A stamp depicting a person with short black hair and glasses. It reads "2 Pilipinas"

Eduardo Quisumbing

I began my studies with this 1951 publication: Medicinal Plants of the Philippines by Eduardo Quisumbing. He came to meet and know Elmer D. Merrill, the second director of The New York Botanical Garden who had a near two-decade career in the archipelago soon after the start of U.S. colonization of the islands in 1898. Quisumbing’s introduction positions a future for Philippine science after the ravages of World War II.

Quisumbing’s book inspired me to look back at the colonial underpinnings of botany. In my search, I came across Regino García y Baza, a Spanish-Tagalog painter born in Manila in 1845. A trained artist with a gift for oils and watercolor, he served as the sole illustrator of Sinopsis, one of the most significant botanical works on the Philippines produced in the late nineteenth century, and as the lead illustrator of the reissue of Flora de Filipinas. His artistic style broke visual conventions which can be seen through the use of shadowing, overlapping structures, and abundant forms arranged in a nonlinear fashion.

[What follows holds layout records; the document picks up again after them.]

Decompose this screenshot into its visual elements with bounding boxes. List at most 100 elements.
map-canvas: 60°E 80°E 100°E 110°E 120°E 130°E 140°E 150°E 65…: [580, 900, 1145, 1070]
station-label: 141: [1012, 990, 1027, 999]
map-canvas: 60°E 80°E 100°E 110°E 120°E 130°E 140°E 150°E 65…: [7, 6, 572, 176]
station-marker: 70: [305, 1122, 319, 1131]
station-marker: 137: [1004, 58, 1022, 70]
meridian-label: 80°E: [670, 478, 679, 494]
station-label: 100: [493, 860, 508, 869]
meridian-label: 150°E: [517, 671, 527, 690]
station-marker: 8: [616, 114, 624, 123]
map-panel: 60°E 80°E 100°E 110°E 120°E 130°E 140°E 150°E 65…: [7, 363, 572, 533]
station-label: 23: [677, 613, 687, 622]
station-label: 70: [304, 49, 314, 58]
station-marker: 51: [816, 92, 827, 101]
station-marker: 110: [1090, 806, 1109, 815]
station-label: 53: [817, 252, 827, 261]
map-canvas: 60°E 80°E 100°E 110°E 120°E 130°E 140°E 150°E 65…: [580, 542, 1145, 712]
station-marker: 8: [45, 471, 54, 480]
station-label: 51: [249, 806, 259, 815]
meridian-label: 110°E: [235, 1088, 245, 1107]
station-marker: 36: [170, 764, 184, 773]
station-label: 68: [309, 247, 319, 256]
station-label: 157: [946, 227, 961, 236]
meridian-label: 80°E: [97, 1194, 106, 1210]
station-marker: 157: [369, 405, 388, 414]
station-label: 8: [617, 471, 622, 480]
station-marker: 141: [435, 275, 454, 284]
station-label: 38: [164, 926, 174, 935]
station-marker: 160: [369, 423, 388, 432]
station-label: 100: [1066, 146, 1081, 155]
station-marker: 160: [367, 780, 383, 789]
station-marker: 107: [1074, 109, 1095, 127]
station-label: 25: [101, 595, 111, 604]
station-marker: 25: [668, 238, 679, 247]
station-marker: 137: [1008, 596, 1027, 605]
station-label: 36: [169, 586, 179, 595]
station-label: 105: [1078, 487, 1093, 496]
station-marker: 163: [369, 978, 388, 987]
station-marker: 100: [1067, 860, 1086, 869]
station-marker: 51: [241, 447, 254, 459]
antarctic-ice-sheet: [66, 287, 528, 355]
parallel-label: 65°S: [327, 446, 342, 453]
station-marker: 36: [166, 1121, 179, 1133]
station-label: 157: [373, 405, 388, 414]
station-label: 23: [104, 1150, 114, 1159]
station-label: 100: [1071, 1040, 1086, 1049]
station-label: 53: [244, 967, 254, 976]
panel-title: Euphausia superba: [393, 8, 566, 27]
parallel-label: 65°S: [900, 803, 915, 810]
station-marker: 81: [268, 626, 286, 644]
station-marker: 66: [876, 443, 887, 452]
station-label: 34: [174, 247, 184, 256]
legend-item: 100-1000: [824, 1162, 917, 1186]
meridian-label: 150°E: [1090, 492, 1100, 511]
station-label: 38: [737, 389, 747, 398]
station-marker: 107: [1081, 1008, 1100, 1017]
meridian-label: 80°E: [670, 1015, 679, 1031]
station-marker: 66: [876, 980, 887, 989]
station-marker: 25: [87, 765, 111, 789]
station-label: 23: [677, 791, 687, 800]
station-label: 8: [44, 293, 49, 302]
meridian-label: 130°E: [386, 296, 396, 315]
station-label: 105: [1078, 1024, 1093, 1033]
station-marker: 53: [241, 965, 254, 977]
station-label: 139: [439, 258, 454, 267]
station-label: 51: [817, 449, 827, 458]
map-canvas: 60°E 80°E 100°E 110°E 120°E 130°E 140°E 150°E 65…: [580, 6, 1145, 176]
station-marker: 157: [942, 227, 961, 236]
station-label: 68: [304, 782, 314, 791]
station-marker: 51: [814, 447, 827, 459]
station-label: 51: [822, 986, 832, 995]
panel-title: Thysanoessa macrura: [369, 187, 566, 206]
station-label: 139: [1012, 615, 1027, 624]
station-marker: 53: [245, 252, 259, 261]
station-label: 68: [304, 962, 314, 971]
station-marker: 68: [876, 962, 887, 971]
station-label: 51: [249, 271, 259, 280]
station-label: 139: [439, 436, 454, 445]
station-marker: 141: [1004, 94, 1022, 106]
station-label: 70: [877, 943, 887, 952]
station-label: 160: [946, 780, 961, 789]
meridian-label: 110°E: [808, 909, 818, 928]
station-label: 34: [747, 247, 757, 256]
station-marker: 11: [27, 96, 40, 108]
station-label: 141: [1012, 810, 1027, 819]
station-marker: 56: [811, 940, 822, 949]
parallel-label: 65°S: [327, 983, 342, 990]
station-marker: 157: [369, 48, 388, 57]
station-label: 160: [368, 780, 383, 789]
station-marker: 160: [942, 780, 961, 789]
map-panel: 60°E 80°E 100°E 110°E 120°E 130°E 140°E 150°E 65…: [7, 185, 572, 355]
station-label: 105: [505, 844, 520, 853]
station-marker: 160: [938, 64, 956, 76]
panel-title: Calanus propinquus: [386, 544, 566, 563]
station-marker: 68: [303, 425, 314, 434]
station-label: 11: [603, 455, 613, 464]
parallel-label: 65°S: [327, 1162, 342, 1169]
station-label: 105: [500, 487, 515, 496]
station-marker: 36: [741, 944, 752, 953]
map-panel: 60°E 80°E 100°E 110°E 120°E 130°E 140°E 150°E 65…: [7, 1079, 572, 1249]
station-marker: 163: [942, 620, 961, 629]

Emina “Emma” María Jackson y Zaragoza was born in 1858 into a very prominent family in colonial Manila. She married Catalán botanist Domingo Vidal y Soler, who traveled to the Philippines to enhance the Spanish colony’s botany operations. Vidal oversaw the publication of a reissue of the well-known Flora de Filipinas, originally published in 1837. Jackson likely developed her skills in painting through private study and alongside other prominent artist-naturalists in Manila, including Regino García. This plate is the only one in the reissue signed by Jackson–also referred to as “Emma Vidal”–and demonstrates elements of conventional botanical drawing that aided local and foreign readers’ conception of plant life in the Philippines.